Gute Nachrichten für die Cannabis-Industrie und einen Teil der medizinischen Gemeinschaft: Die Weltgesundheitsorganisation (WHO) erklärte in einem Bericht, dass „medizinisches Marihuana keine Risiken für die öffentliche Gesundheit darstellt“ und nicht als Droge betrachtet werden sollte.

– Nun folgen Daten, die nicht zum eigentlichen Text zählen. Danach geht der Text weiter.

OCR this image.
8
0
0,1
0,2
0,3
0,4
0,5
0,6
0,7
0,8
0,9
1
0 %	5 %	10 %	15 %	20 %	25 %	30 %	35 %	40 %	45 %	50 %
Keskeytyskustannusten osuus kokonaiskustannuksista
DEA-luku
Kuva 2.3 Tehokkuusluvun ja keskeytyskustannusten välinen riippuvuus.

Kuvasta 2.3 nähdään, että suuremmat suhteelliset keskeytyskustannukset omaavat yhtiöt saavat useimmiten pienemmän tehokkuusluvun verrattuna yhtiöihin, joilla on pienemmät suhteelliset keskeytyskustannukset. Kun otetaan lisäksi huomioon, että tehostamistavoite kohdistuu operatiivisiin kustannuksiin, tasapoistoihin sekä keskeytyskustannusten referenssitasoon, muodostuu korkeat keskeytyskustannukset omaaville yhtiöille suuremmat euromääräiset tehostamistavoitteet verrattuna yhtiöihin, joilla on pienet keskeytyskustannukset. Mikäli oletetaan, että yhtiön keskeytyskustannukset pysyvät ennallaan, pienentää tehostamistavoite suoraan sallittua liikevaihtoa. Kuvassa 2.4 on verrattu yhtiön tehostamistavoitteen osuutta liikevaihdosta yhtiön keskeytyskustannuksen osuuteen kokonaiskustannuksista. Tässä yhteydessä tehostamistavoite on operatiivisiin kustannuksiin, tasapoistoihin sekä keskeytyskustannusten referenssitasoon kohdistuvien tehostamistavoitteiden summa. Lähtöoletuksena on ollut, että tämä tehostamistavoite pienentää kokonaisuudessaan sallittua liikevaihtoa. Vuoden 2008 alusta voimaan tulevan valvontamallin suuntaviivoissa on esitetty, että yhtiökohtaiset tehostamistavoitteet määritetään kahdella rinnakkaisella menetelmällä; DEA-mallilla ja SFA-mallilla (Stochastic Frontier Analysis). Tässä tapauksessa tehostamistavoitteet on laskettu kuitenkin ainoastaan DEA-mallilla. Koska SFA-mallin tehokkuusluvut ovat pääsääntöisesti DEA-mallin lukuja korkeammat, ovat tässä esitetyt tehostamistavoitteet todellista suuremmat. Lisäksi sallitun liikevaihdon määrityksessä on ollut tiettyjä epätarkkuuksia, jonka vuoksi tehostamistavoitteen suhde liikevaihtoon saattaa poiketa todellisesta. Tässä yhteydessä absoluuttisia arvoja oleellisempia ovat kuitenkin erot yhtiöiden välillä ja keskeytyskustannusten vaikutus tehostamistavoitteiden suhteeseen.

Langsam aber sicher hat sich die Legalisierung von Cannabis weltweit ausgebreitet; sie wurde in mehreren Ländern und Bundesstaaten genehmigt. Und während an anderen Orten noch debattiert wird, erklärte die Weltgesundheitsorganisation (WHO) in einem Bericht, dass „medizinisches Marihuana keine Risiken für die öffentliche Gesundheit darstellt“ und nicht als Droge betrachtet werden sollte. In dem Bericht wird hervorgehoben, dass medizinisches Marihuana nicht zurückgehalten werden sollte, da es für Patienten mit Krebs, Epilepsie, Alzheimer und Parkinson von Nutzen ist.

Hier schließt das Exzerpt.